Tate gallery buys Ai Weiwei sunflower seeds artwork
Britain's Tate gallery has bought a work by Chinese artist Ai Weiwei made up of 8 million porcelain sunflower seeds — a portion of the 100 million he brought to London in 2010.
Tate said Monday that it had purchased Sunflower Seeds 2010 — 10 cubic metres of seeds, hand-crafted by Chinese artisans, which can be displayed either as a conical pile or as a square or rectangular bed.
The gallery did not disclose the price. In 2011, Sotheby's auction house sold a 100 kg bag of the seeds for £350,000 pounds (nearly $549,000 Cdn).
In 2010, Ai covered the floor of a 1,000 sq. metre hall at London's Tate Modern with almost 100 million of the seeds.

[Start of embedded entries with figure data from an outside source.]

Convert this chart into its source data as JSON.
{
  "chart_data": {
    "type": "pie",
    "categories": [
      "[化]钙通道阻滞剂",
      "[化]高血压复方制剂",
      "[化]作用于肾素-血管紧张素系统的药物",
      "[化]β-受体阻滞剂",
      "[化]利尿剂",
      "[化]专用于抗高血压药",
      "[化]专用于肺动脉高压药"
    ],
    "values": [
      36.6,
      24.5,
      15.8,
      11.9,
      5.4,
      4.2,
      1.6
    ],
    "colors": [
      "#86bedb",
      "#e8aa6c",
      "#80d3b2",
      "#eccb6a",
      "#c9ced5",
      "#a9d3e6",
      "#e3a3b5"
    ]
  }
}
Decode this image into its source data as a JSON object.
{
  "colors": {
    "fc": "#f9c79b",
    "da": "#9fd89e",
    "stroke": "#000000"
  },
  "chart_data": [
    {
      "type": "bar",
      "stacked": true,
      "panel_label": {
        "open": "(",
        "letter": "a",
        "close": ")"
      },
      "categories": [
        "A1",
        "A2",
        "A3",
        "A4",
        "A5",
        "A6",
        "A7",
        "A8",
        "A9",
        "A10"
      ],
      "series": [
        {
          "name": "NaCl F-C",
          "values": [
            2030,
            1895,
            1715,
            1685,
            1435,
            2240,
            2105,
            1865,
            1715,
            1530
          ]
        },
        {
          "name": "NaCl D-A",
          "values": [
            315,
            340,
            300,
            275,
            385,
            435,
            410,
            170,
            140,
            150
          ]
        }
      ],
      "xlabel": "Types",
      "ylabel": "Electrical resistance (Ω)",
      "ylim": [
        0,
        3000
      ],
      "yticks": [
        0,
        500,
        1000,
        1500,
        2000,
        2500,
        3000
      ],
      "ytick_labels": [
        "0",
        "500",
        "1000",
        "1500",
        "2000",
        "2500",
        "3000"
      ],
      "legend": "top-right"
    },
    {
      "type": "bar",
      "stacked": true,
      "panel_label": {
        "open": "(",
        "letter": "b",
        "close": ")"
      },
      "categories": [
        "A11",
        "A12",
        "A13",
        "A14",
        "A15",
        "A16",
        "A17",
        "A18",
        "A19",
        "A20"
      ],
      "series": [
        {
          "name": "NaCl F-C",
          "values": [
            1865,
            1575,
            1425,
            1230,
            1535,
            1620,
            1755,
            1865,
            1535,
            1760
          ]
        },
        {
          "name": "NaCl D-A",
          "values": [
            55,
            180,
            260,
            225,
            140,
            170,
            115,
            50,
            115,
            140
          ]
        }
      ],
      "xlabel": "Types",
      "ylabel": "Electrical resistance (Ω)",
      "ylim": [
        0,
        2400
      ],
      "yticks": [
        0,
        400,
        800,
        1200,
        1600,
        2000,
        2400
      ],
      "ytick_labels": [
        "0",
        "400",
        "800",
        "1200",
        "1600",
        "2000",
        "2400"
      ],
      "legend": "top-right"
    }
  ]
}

Visitors were initially invited to walk or lie on them, but after a few days the ceramic dust was judged a health hazard and the exhibit was cordoned off.
It still proved a hugely popular show. The gallery said the seeds, a common Chinese street snack, represented friendship and compassion, raised questions of individualism and evoked the enforced conformity of the Cultural Revolution, when propaganda posters depicted Chairman Mao as the sun and Chinese people as sunflowers turning toward him.
The bearded and burly Ai, 54, has exhibited widely in Europe and the United States and last year was named the world's most powerful artist by Britain's Art Review magazine.
He helped design the futuristic Bird's Nest stadium for the 2008 Beijing Olympics, but later soured on the event.
His social activism has brought him into conflict with the Beijing authorities. In 2011 he was detained for almost three months during a wider crackdown on dissent, and has since been investigated for tax evasion.